Is Hypothyroidism Easy to Treat With One Little Pill?

The patient foundations and medical journals don't think so.

Research from the now defunct Thyroid Foundation of America, a thyroid patient organization, found that among patients who were hypothyroid due to treatment for Graves' Disease, the majority did not feel well despite daily treatment with a thyroid hormone replacement pill.

Groundbreaking research reported on in the February 11, 1999 issue of the New England Journal of Medicine also found that levothyroxine treatment alone was not enough for many patients, and found that, for the the majority of patients participating in their study, "treatment with thyroxine plus triiodothyronine improved the quality of life for most [hypothyroid] patients." Triiodothyronine is more frequently referred to by the term T3, and one brand name, Cytomel, is available in the U.S. Some compounding pharmacies also produce a time-released version of T3.

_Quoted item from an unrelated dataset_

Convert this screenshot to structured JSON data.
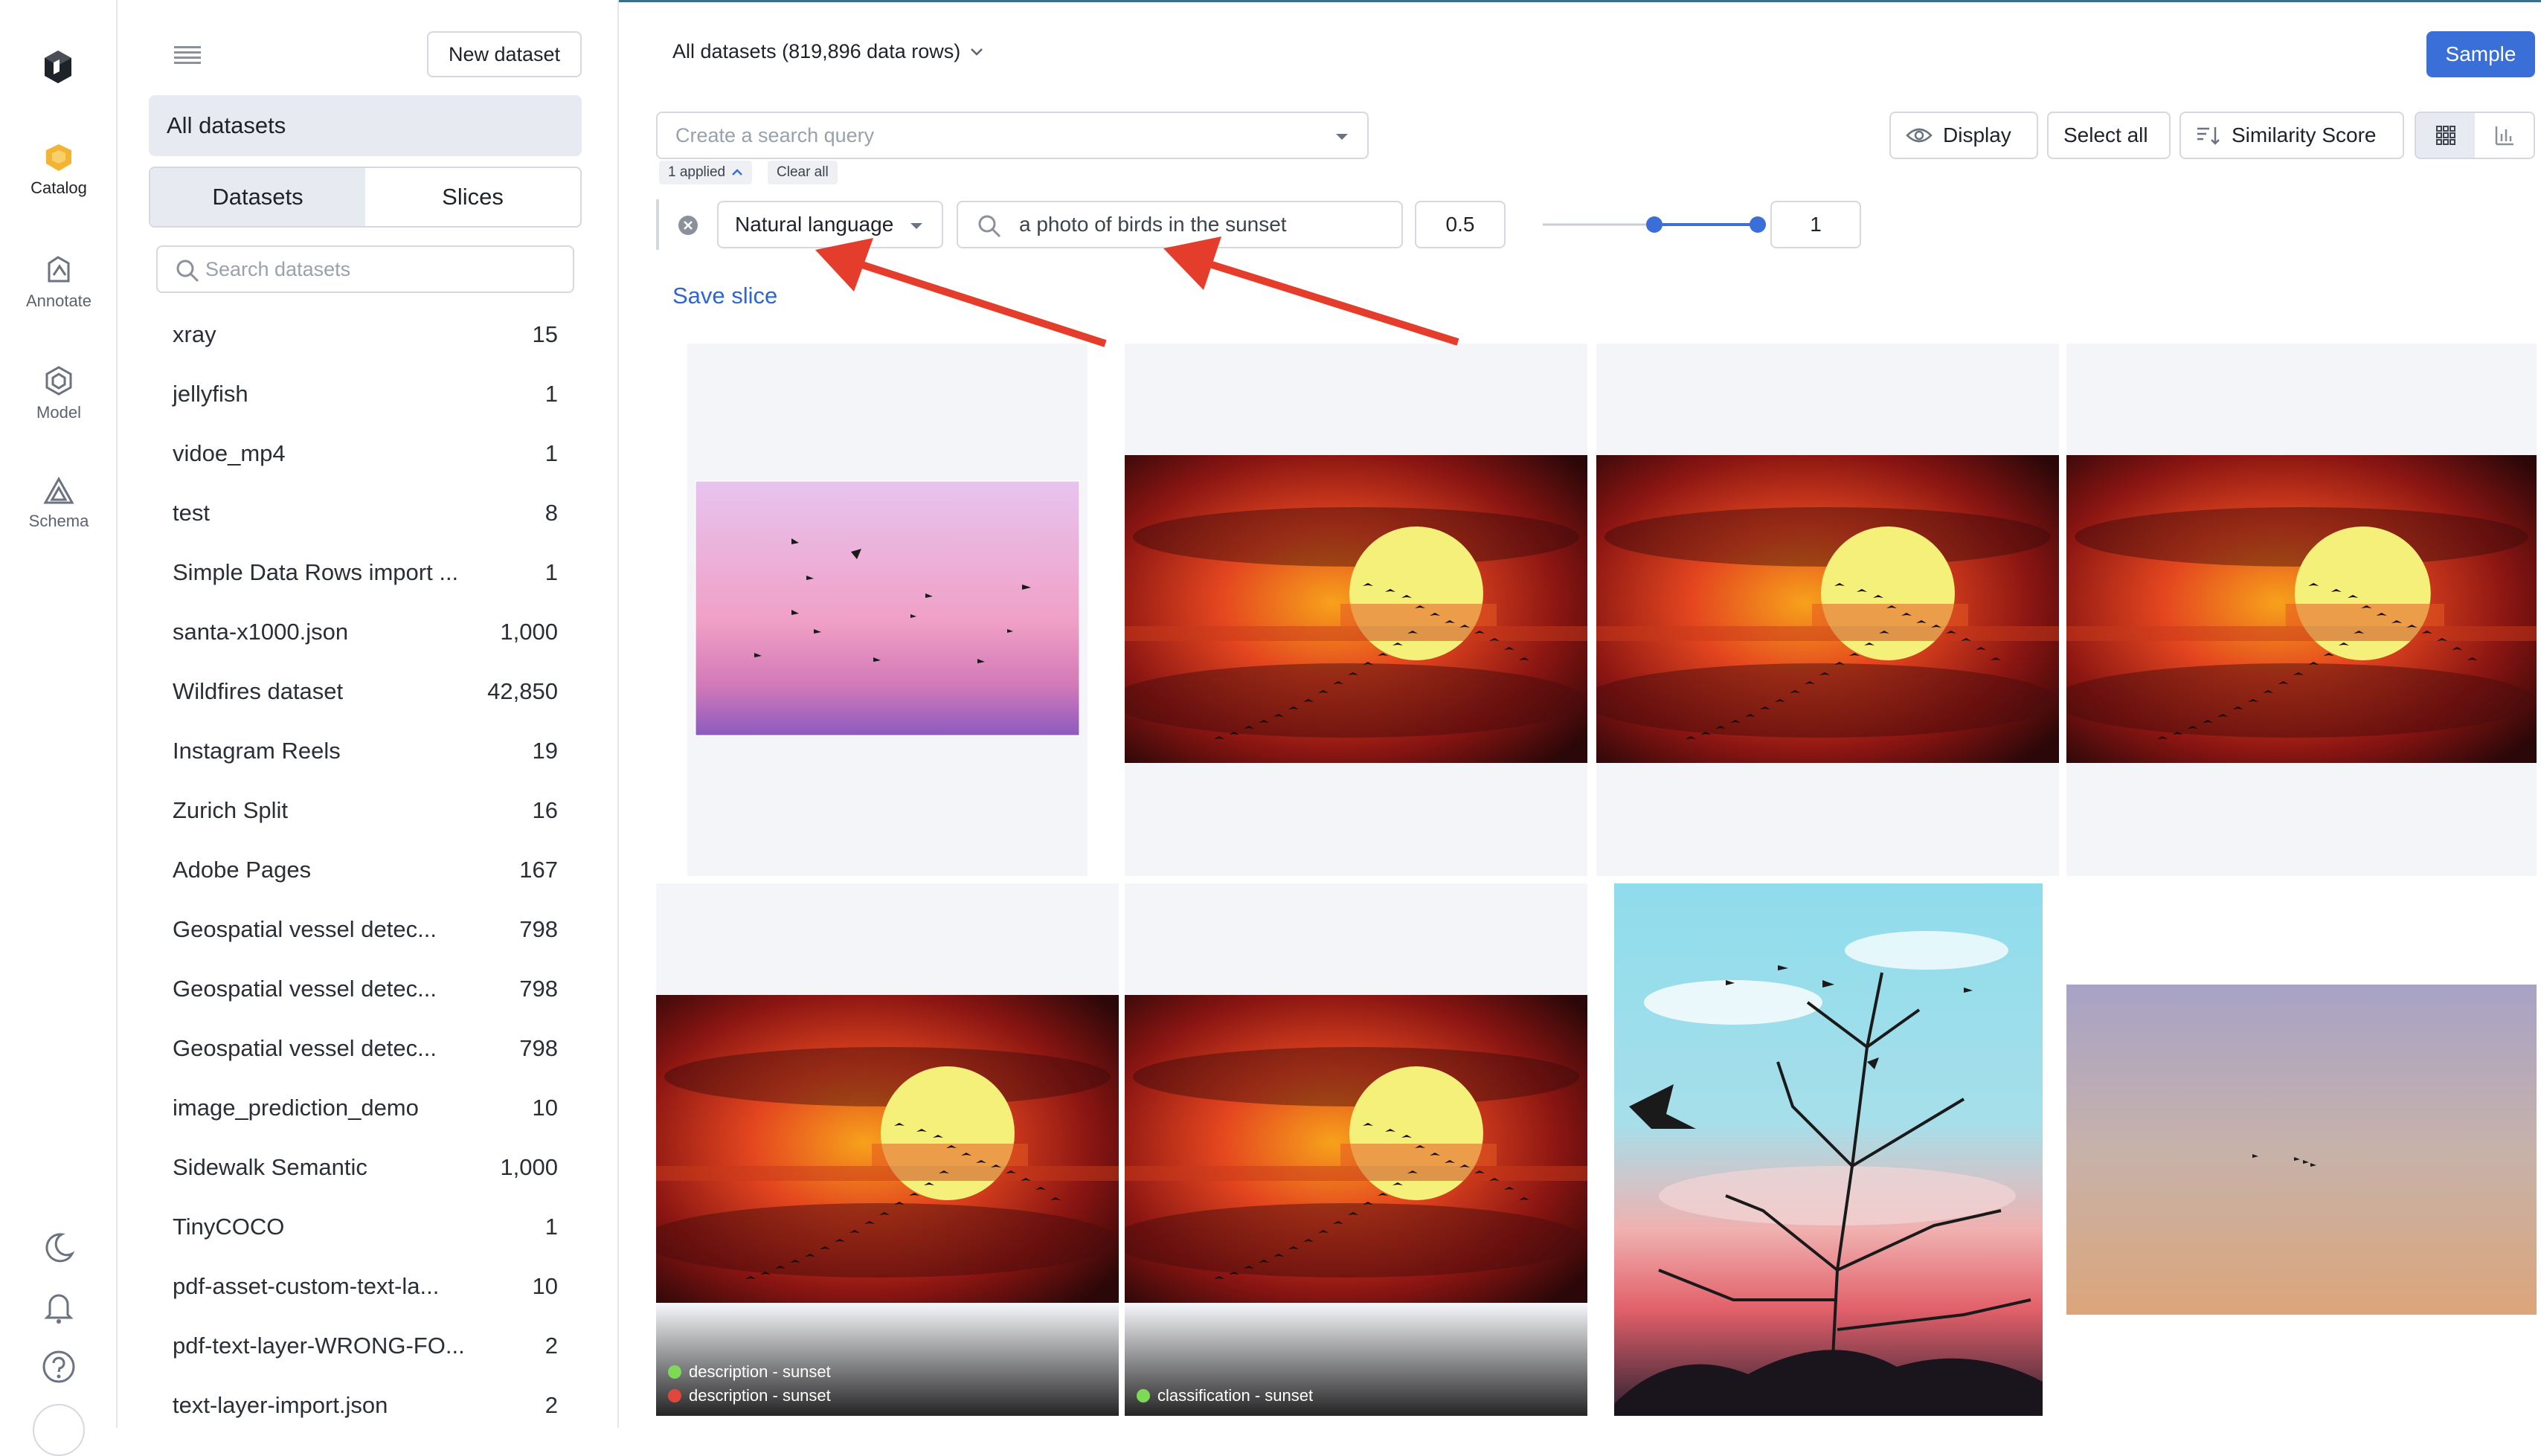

Is Hyperthyroidism Easy to Treat?

The primary treatment for hyperthyroidism in the US is not, as stated in the AP article, removing the gland surgically, but rather, is a treatment know as radioactive iodine, or RAI. Surgery of the thyroid would not typically be described as an easy treatment, nor can RAI be considered easy. RAI involves ingestion of a radioactive iodine liquid, and in some cases, is followed by as much as a several-day isolation from other people to avoid radiation contamination of others. The RAI slowly deteriorates the thyroid's ability to produce hormone. Eventually, most people who have received RAI become hypothyroid, and require lifelong thyroid hormone replacement treatment. And, as noted above, according to the Thyroid Foundation of America, the majority of these patients, subsequently complain of continuing symptoms.

RAI treatment also increases the risk of thyroid eye disease complications and exacerbation of the condition.